É inconcebível pensar que, com tantas provas que refutam suas posições, elas se mantenham fiéis à crença da inocência dos pais. Isso, infelizmente, é sintomático da sociedade atual, esta falta de análise e de um pensamento crítico dissociado de dogmas políticos e de relações de parentesco nos cega e nos torna complacentes com atos inconstitucionais que nos atingem diariamente. Essa foi outra razão que motivou Tania a escrever Filhos de Nazistas.

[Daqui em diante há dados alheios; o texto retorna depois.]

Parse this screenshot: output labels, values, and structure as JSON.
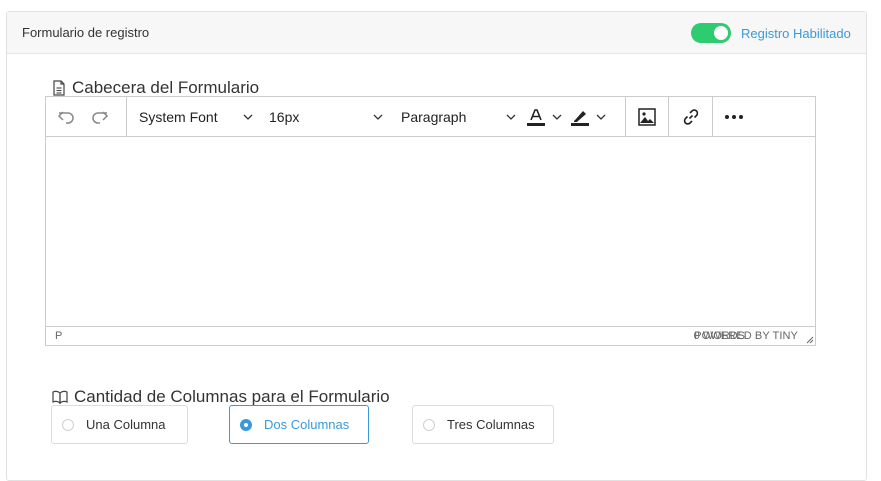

A autora classifica o recente crescimento dos movimentos nacionalistas de extrema-direita na Europa como “preocupante”. Em entrevista ao canal do Youtube da Editora Vestígio, a editora responsável pela publicação do livro no Brasil, ela destacou: “ Assistimos a uma banalização da extrema-direita na Europa, que é muito perigosa, e isso vem desde os anos 2000”. Tania também salienta que, mesmo em outro momento, episódios obscuros podem voltar se não aprendermos com a história: “No meu livro, chamo a atenção para o fato de que o horror pode se reproduzir de formas diferentes, porque vivemos num contexto diferente, mas que nunca estamos a salvo quando somos incapazes de entender as lições da história”.

Em 2017, o partido de extrema-direita Alternativa para a Alemanha (AfD, na sigla em alemão), alcançou 13,2% dos votos e garantiu 87 assentos para o Parlamento alemão, o Bundestag. Para se compreender o tamanho dessa marca, ela não era atingida desde a Segunda Guerra Mundial. Na Hungria, em meio a pandemia do novo coronavírus, o Parlamento aprovou, em algumas oportunidades, um estado de emergência que permite ao primeiro-ministro, o ultradireitista Viktor Orbán, governar por meio de decretos, o que flerta com o autoritarismo, na medida em que o concede poderes irrestritos. Além disso, Orbán, em abril de 2021, se reuniu com líderes conservadores de Polônia e Itália com o objetivo de criar um bloco de oposição ao Partido Popular Europeu (PPE), bloco também conservador que domina o Parlamento Europeu há duas décadas. Em entrevista coletiva, o húngaro disse: “A PPE deixou de trabalhar conosco, isso por si só diz tudo”, e afirmou também que o objetivo central é garantir que os democratas cristãos da Europa tenham voz. No Brasil, é rotineiro ver manifestações populares, em defesa ao presidente da república Jair Bolsonaro, reivindicando intervenção militar, criminalização do comunismo e fechamento do Supremo Tribunal Federal. Em Mianmar, militares tomaram o poder do país em fevereiro de 2021, após considerarem as eleições fraudulentas e que ficaram marcadas pela falta de participação de minorias étnicas. Em suma, exemplos ao redor do mundo não faltam.

É por movimentos políticos como esses que livros, filmes, documentários e pesquisas como Filhos de Nazistas são imprescindíveis para que nos tornemos cada vez mais conhecedores da história. Todos já ouvimos frases como: “Quem não conhece a história está fadado a repeti-la”. No entanto, será que realmente a colocamos em prática? Com base nos exemplos de Hungria, Alemanha, Brasil e Mianmar, comprova-se que não.